Introduction: We consider the problem of maintaining sparsity in private distributed storage of confidential machine learning data. In many applications, e.g., face recognition, the data processed in machine learning algorithms is represented by sparse matrices which can be stored and processed efficiently. However, mechanisms maintaining perfect information-theoretic privacy require encoding the sparse matrices into randomized dense matrices. It has been shown that, under some restrictions on the storage nodes, sparsity can be maintained at the expense of relaxing the perfect information-theoretic privacy requirement, i.e., allowing some information leakage. In this work, we lift the restrictions imposed on the storage nodes and show that there exists a trade-off between sparsity and the achievable privacy guarantees.
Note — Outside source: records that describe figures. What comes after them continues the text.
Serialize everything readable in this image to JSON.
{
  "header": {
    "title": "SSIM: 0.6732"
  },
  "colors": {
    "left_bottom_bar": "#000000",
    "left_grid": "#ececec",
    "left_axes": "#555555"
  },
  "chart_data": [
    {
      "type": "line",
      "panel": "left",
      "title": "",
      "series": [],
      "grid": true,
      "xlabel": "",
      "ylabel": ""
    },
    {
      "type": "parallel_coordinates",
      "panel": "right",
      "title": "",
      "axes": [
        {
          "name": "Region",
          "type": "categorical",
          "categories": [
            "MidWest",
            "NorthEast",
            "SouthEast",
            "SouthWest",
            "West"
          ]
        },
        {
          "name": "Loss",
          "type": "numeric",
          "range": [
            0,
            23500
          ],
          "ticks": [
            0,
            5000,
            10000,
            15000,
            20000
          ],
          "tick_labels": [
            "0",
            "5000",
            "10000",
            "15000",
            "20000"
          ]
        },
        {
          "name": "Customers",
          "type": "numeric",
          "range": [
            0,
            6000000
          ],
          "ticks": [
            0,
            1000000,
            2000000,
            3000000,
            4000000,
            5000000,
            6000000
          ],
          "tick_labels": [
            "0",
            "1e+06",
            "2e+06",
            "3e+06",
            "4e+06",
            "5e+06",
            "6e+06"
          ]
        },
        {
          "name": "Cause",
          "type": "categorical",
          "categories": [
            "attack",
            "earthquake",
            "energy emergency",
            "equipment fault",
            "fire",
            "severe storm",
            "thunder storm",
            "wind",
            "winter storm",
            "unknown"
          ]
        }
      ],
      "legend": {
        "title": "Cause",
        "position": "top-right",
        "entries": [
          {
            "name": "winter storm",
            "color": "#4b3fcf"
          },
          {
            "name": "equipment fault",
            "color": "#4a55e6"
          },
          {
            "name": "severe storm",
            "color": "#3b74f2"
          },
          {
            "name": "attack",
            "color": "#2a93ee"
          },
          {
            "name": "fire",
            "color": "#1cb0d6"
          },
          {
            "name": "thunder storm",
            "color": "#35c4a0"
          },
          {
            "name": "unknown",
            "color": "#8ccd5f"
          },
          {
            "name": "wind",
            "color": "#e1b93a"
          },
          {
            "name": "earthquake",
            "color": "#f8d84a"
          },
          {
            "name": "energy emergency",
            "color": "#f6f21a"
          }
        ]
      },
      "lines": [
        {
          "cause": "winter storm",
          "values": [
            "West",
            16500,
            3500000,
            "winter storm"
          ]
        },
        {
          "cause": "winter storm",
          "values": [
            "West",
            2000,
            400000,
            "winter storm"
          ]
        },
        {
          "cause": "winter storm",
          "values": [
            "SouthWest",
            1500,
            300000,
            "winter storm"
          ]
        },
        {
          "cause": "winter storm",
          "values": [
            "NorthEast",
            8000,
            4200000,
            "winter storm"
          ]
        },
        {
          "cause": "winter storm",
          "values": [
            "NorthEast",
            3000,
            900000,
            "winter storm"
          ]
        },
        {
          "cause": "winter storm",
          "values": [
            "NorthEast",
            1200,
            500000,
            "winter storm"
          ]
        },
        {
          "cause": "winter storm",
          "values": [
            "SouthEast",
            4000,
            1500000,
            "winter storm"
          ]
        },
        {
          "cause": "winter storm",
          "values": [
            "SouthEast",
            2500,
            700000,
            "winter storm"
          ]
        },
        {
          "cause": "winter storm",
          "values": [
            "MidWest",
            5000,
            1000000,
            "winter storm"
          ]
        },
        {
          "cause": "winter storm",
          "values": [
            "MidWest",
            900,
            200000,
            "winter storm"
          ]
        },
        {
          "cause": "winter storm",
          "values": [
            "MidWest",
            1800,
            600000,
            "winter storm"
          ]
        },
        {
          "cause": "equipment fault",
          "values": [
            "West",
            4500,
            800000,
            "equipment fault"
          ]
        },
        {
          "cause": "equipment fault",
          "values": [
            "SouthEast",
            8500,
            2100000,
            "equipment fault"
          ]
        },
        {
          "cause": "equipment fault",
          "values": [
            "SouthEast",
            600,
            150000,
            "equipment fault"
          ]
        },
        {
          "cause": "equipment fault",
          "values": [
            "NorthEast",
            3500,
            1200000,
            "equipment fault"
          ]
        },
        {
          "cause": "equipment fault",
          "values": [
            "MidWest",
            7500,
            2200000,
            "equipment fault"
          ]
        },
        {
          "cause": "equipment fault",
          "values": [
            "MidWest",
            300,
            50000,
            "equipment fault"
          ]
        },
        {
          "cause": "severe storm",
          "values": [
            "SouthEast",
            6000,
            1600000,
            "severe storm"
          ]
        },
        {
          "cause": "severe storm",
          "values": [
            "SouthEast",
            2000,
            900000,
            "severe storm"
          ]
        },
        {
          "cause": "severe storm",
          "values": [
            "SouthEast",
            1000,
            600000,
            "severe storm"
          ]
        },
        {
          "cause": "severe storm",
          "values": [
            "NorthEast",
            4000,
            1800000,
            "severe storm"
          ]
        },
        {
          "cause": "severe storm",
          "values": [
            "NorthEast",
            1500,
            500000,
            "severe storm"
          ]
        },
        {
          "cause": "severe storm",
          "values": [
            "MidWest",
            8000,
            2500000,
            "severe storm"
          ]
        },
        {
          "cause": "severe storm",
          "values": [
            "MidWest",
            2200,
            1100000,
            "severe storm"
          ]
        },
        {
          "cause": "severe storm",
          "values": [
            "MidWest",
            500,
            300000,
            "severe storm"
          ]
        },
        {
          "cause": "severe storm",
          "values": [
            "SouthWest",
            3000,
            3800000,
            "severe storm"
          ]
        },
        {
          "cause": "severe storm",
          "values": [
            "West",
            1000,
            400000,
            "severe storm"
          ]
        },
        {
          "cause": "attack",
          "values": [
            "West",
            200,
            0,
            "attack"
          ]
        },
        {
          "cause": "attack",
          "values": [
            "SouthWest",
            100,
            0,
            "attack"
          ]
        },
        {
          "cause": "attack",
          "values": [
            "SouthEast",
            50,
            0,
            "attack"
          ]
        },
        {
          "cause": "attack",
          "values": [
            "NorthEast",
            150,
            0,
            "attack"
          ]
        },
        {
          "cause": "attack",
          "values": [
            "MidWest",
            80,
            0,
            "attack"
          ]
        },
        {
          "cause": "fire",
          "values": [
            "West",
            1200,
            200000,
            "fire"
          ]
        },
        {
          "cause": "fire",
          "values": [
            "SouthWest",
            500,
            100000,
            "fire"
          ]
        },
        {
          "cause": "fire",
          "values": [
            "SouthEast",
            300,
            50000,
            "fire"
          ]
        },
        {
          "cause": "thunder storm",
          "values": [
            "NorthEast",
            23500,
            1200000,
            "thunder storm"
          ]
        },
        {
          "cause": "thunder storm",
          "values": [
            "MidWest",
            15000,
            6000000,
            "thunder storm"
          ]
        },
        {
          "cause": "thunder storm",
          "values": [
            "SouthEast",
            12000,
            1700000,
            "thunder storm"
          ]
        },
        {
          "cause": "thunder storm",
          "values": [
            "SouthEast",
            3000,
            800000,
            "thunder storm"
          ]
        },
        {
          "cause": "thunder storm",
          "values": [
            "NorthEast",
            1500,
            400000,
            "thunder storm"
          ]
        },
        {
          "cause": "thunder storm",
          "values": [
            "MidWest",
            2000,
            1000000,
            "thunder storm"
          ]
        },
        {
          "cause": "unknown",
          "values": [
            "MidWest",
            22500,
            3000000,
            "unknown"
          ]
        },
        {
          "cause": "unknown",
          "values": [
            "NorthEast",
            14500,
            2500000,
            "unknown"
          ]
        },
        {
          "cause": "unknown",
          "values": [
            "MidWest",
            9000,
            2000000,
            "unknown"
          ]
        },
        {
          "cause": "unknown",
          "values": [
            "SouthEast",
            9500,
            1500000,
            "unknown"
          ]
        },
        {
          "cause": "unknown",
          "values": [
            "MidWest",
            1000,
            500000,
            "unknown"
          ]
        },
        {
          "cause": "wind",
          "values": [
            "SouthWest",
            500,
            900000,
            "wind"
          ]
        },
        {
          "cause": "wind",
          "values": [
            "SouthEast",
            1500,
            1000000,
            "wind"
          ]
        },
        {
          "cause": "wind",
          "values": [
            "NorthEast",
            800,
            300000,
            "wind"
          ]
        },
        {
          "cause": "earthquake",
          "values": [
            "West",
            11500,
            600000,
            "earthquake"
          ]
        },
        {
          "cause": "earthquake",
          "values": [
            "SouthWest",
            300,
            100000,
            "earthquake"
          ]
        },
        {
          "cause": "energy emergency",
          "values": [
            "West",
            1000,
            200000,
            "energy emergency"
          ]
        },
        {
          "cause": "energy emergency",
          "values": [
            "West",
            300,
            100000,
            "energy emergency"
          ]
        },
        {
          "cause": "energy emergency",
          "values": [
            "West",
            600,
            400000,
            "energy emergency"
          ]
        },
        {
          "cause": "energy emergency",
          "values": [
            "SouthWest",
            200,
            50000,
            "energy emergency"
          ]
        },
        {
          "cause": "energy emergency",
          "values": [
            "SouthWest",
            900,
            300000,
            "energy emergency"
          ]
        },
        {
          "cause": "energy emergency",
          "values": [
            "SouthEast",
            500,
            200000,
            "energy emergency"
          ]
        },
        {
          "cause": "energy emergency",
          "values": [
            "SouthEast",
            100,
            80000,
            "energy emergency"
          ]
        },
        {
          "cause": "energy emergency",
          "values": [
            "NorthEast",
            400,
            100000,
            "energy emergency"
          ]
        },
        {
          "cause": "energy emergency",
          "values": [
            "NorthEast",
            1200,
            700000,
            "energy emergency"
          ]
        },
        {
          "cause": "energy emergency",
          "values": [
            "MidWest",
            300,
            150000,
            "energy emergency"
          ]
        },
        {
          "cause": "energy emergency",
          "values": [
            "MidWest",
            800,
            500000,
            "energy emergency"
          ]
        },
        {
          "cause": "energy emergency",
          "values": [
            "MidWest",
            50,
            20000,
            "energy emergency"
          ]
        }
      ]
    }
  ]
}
We focus on the setting of non-colluding nodes and construct a coding scheme that encodes the sparse input matrices into matrices with the desired sparsity level while limiting the information leakage.

Presenter: Eitan Yaakobi (Technion)

Topic: The Zero Cubes Free and Cubes Unique Multidimensional Constraints

Introduction: This work studies two families of constraints for two-dimensional and multidimensional arrays. The first family requires that a multidimensional array will not contain a cube of zeros of some fixed size and the second constraint imposes that there will not be two identical cubes of a given size in the array. These constraints are natural extensions of their one-dimensional counterpart that have been rigorously studied recently. For both of these constraints we present conditions of the size of the cube for which the asymptotic rate of the set of valid arrays approaches 1 as well as conditions for the redundancy to be at most a single symbol. For the first family we present an efficient encoding algorithm that uses a single symbol to encode arbitrary information into a valid array and for the second family we present a similar encoder for the two-dimensional case. The results in the paper are also extended to similar constraints where the sub-array is not necessarily a cube, but a box of arbitrary dimensions and only its volume is bounded.